A motor winding (an inductor) has both resistance and impedance. So do electronic devices like capacitors and transistors. So the inrush on a circuit may have a very low initial DC resistance but once an electric or magnetic field builds up the impedance completely changes the amount of current flowing. Doesn't always mean the current goes down but usually that's the case.
So look at the time for that inrush. It's
very short, 2/1000th of second. A fuse reacts in hundreds of milliseconds up to tens or hundreds of seconds, perhaps minutes or hours. For a fuse to trip in 2 millisecond would take probably thousands of amps. This is due to heating and heat is a function of current and time, exponentially.
Just to belabor the point.
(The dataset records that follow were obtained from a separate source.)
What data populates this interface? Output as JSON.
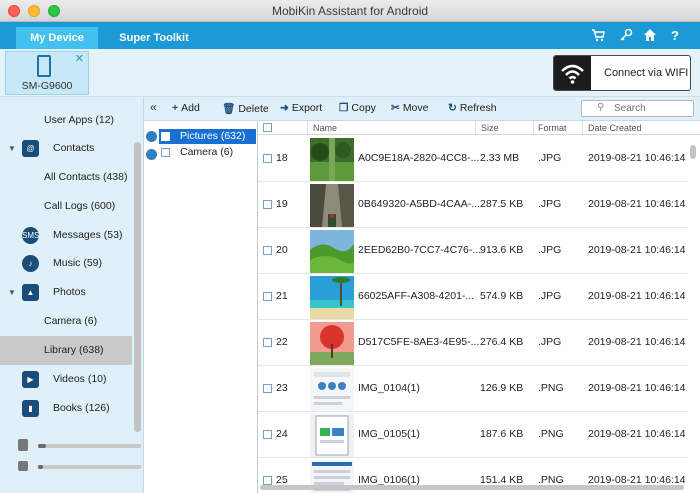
{
  "window": {
    "title": "MobiKin Assistant for Android"
  },
  "nav": {
    "tabs": [
      "My Device",
      "Super Toolkit"
    ],
    "icons": [
      "cart-icon",
      "key-icon",
      "home-icon",
      "help-icon"
    ]
  },
  "device": {
    "name": "SM-G9600"
  },
  "wifi": {
    "label": "Connect via WIFI"
  },
  "sidebar": {
    "items": [
      {
        "label": "User Apps (12)",
        "icon": "",
        "level": 2
      },
      {
        "label": "Contacts",
        "icon": "contacts-icon",
        "level": 1,
        "expanded": true
      },
      {
        "label": "All Contacts (438)",
        "icon": "",
        "level": 2
      },
      {
        "label": "Call Logs (600)",
        "icon": "",
        "level": 2
      },
      {
        "label": "Messages (53)",
        "icon": "sms-icon",
        "level": 1
      },
      {
        "label": "Music (59)",
        "icon": "music-icon",
        "level": 1
      },
      {
        "label": "Photos",
        "icon": "photos-icon",
        "level": 1,
        "expanded": true
      },
      {
        "label": "Camera (6)",
        "icon": "",
        "level": 2
      },
      {
        "label": "Library (638)",
        "icon": "",
        "level": 2,
        "selected": true
      },
      {
        "label": "Videos (10)",
        "icon": "videos-icon",
        "level": 1
      },
      {
        "label": "Books (126)",
        "icon": "books-icon",
        "level": 1
      }
    ],
    "storage": [
      {
        "icon": "phone-storage-icon",
        "used": 0.08
      },
      {
        "icon": "sd-card-icon",
        "used": 0.05
      }
    ]
  },
  "toolbar": {
    "buttons": [
      "Add",
      "Delete",
      "Export",
      "Copy",
      "Move",
      "Refresh"
    ],
    "search_placeholder": "Search"
  },
  "folders": [
    {
      "label": "Pictures (632)",
      "selected": true
    },
    {
      "label": "Camera (6)",
      "selected": false
    }
  ],
  "table": {
    "columns": [
      "Name",
      "Size",
      "Format",
      "Date Created"
    ],
    "rows": [
      {
        "num": "18",
        "name": "A0C9E18A-2820-4CC8-...",
        "size": "2.33 MB",
        "format": ".JPG",
        "date": "2019-08-21  10:46:14",
        "thumb": "green-park"
      },
      {
        "num": "19",
        "name": "0B649320-A5BD-4CAA-...",
        "size": "287.5 KB",
        "format": ".JPG",
        "date": "2019-08-21  10:46:14",
        "thumb": "canyon"
      },
      {
        "num": "20",
        "name": "2EED62B0-7CC7-4C76-...",
        "size": "913.6 KB",
        "format": ".JPG",
        "date": "2019-08-21  10:46:14",
        "thumb": "green-hills"
      },
      {
        "num": "21",
        "name": "66025AFF-A308-4201-...",
        "size": "574.9 KB",
        "format": ".JPG",
        "date": "2019-08-21  10:46:14",
        "thumb": "beach"
      },
      {
        "num": "22",
        "name": "D517C5FE-8AE3-4E95-...",
        "size": "276.4 KB",
        "format": ".JPG",
        "date": "2019-08-21  10:46:14",
        "thumb": "red-tree"
      },
      {
        "num": "23",
        "name": "IMG_0104(1)",
        "size": "126.9 KB",
        "format": ".PNG",
        "date": "2019-08-21  10:46:14",
        "thumb": "screenshot-1"
      },
      {
        "num": "24",
        "name": "IMG_0105(1)",
        "size": "187.6 KB",
        "format": ".PNG",
        "date": "2019-08-21  10:46:14",
        "thumb": "screenshot-2"
      },
      {
        "num": "25",
        "name": "IMG_0106(1)",
        "size": "151.4 KB",
        "format": ".PNG",
        "date": "2019-08-21  10:46:14",
        "thumb": "screenshot-3"
      }
    ]
  },
  "colors": {
    "accent": "#1c9ad6",
    "selection": "#1770d2",
    "sidebar_bg": "#dff0f8"
  }
}
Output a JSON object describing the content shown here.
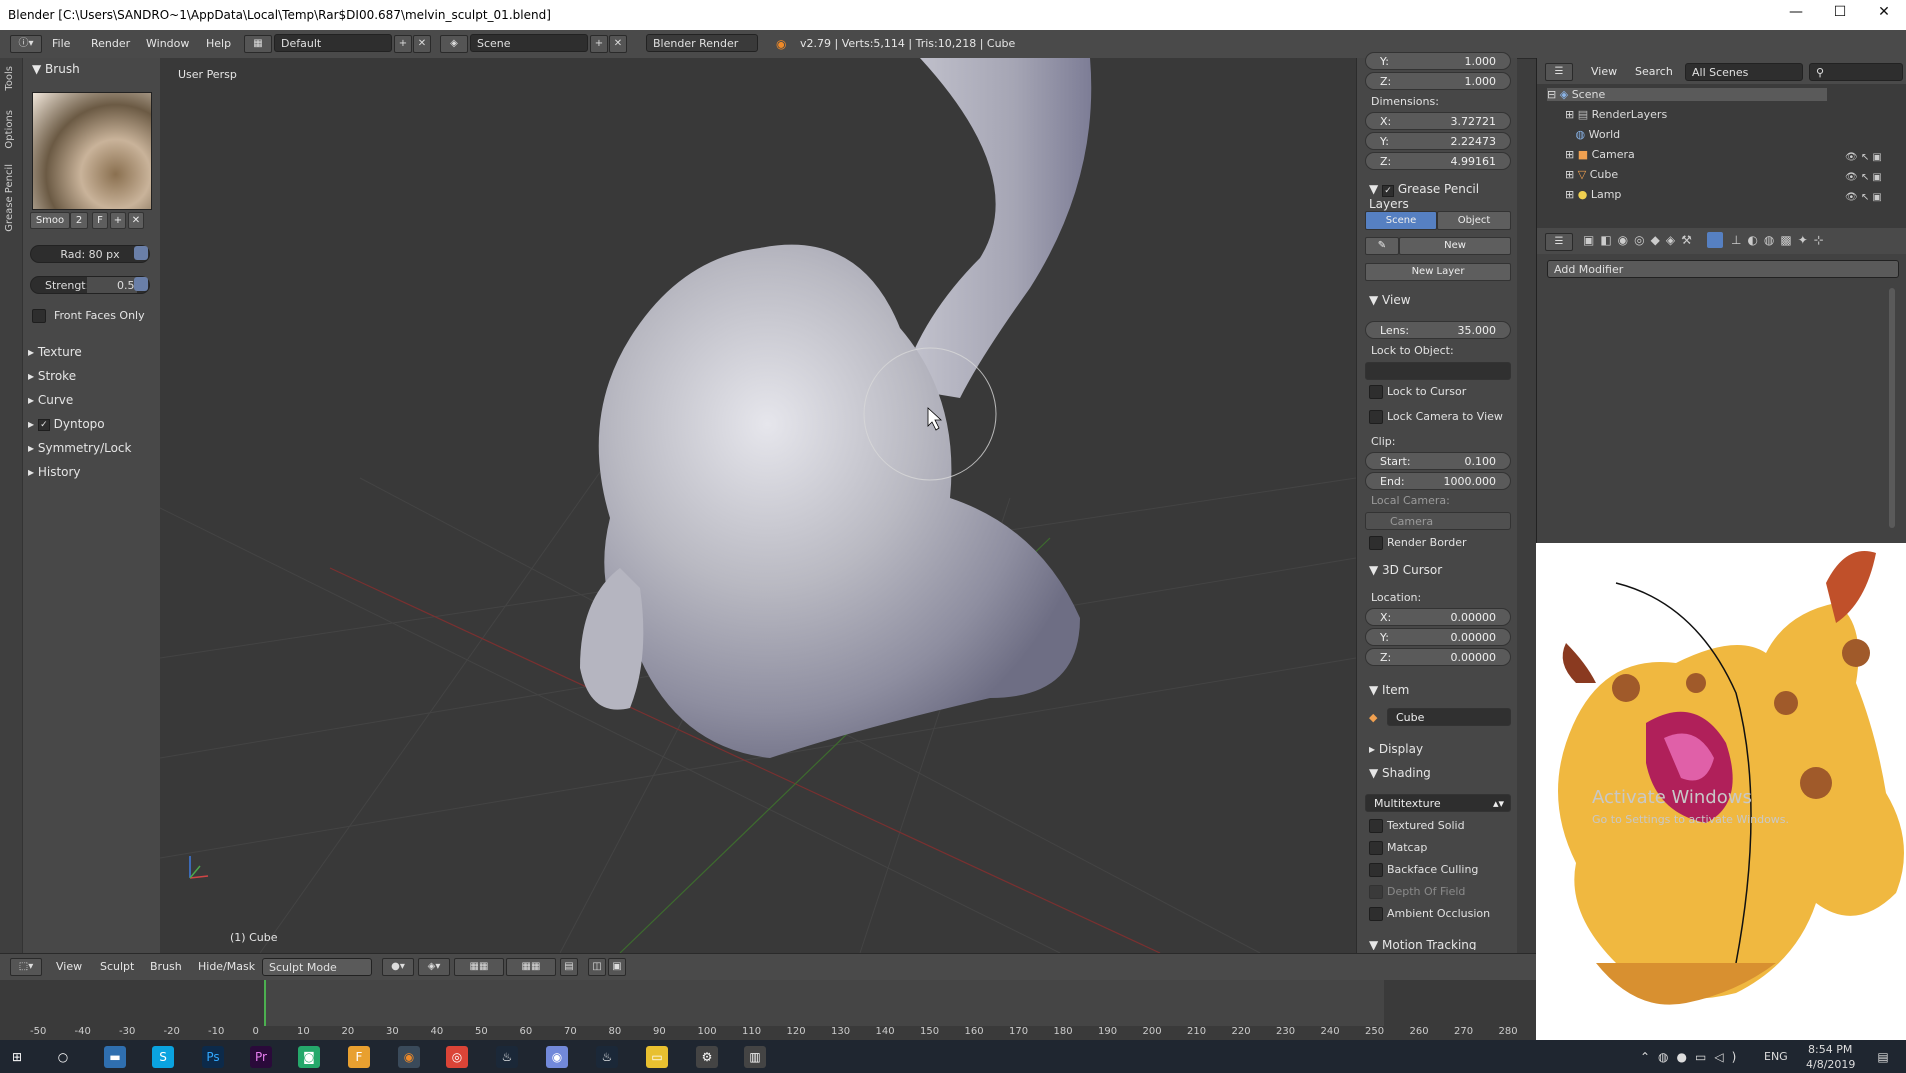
{
  "window": {
    "title": "Blender [C:\\Users\\SANDRO~1\\AppData\\Local\\Temp\\Rar$DI00.687\\melvin_sculpt_01.blend]",
    "minimize": "—",
    "maximize": "☐",
    "close": "✕"
  },
  "infobar": {
    "menus": [
      "File",
      "Render",
      "Window",
      "Help"
    ],
    "layout": "Default",
    "scene": "Scene",
    "engine": "Blender Render",
    "stats": "v2.79 | Verts:5,114 | Tris:10,218 | Cube"
  },
  "toolshelf": {
    "tabs": [
      "Tools",
      "Options",
      "Grease Pencil"
    ],
    "brush_header": "Brush",
    "brush_name": "Smoo",
    "brush_users": "2",
    "brush_fake": "F",
    "radius": "Rad: 80 px",
    "strength_label": "Strengt:",
    "strength_value": "0.500",
    "front_faces": "Front Faces Only",
    "panels": [
      "Texture",
      "Stroke",
      "Curve",
      "Dyntopo",
      "Symmetry/Lock",
      "History"
    ]
  },
  "viewport": {
    "view_name": "User Persp",
    "object_name": "(1) Cube"
  },
  "properties": {
    "scale_y": "Y:",
    "scale_y_val": "1.000",
    "scale_z": "Z:",
    "scale_z_val": "1.000",
    "dimensions_label": "Dimensions:",
    "dim_x": "X:",
    "dim_x_val": "3.72721",
    "dim_y": "Y:",
    "dim_y_val": "2.22473",
    "dim_z": "Z:",
    "dim_z_val": "4.99161",
    "gp_layers": "Grease Pencil Layers",
    "gp_scene": "Scene",
    "gp_object": "Object",
    "gp_new": "New",
    "gp_new_layer": "New Layer",
    "view_header": "View",
    "lens_label": "Lens:",
    "lens_val": "35.000",
    "lock_object": "Lock to Object:",
    "lock_cursor": "Lock to Cursor",
    "lock_camera": "Lock Camera to View",
    "clip_label": "Clip:",
    "clip_start": "Start:",
    "clip_start_val": "0.100",
    "clip_end": "End:",
    "clip_end_val": "1000.000",
    "local_camera": "Local Camera:",
    "camera": "Camera",
    "render_border": "Render Border",
    "cursor_header": "3D Cursor",
    "location_label": "Location:",
    "loc_x": "X:",
    "loc_x_val": "0.00000",
    "loc_y": "Y:",
    "loc_y_val": "0.00000",
    "loc_z": "Z:",
    "loc_z_val": "0.00000",
    "item_header": "Item",
    "item_name": "Cube",
    "display_header": "Display",
    "shading_header": "Shading",
    "shading_mode": "Multitexture",
    "textured_solid": "Textured Solid",
    "matcap": "Matcap",
    "backface": "Backface Culling",
    "dof": "Depth Of Field",
    "ao": "Ambient Occlusion",
    "motion_tracking": "Motion Tracking"
  },
  "outliner": {
    "view": "View",
    "search": "Search",
    "filter": "All Scenes",
    "items": [
      "Scene",
      "RenderLayers",
      "World",
      "Camera",
      "Cube",
      "Lamp"
    ]
  },
  "modifiers": {
    "add_modifier": "Add Modifier"
  },
  "reference": {
    "watermark1": "Activate Windows",
    "watermark2": "Go to Settings to activate Windows."
  },
  "bottombar": {
    "menus": [
      "View",
      "Sculpt",
      "Brush",
      "Hide/Mask"
    ],
    "mode": "Sculpt Mode"
  },
  "timeline": {
    "ticks": [
      "-50",
      "-40",
      "-30",
      "-20",
      "-10",
      "0",
      "10",
      "20",
      "30",
      "40",
      "50",
      "60",
      "70",
      "80",
      "90",
      "100",
      "110",
      "120",
      "130",
      "140",
      "150",
      "160",
      "170",
      "180",
      "190",
      "200",
      "210",
      "220",
      "230",
      "240",
      "250",
      "260",
      "270",
      "280"
    ]
  },
  "taskbar": {
    "lang": "ENG",
    "time": "8:54 PM",
    "date": "4/8/2019"
  }
}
Think about your laptop power supply. When you plug it in after it's been sitting for a while you may get a small arc on the plug. That's inrush to the big caps in it. That doesn't hurt anything for the most part. That's basically what is happening with that ~37 amps when I turned on the fridge. All the "stuff" inside getting it's first power.
I was a little surprised by the ~26 amps when the compressor was going to turn on. The 11 amp surge when the motor starts I expected.
The Engel did that, too. It was lower but still significant. When you turn it on there's about 6 amps of inrush to the control circuit and each time the compressor starts it's about 12 amps of surge. If I was looking at this from my perspective as a designer I'd just say whomever did the Engel paid more attention to cap charging or perhaps mitigating FET inrush.
I don't want to suggest it's not important, cumulative or immediate damage can occur with any inrush. But it's also not surprising. Anecdotally, you know how some people say their whatever is left running forever while some people who turn them off seem to get less life? This is partially why. Turning on a TV or computer or fridge, or indeed starting your engine, is by far the most damaging time for it.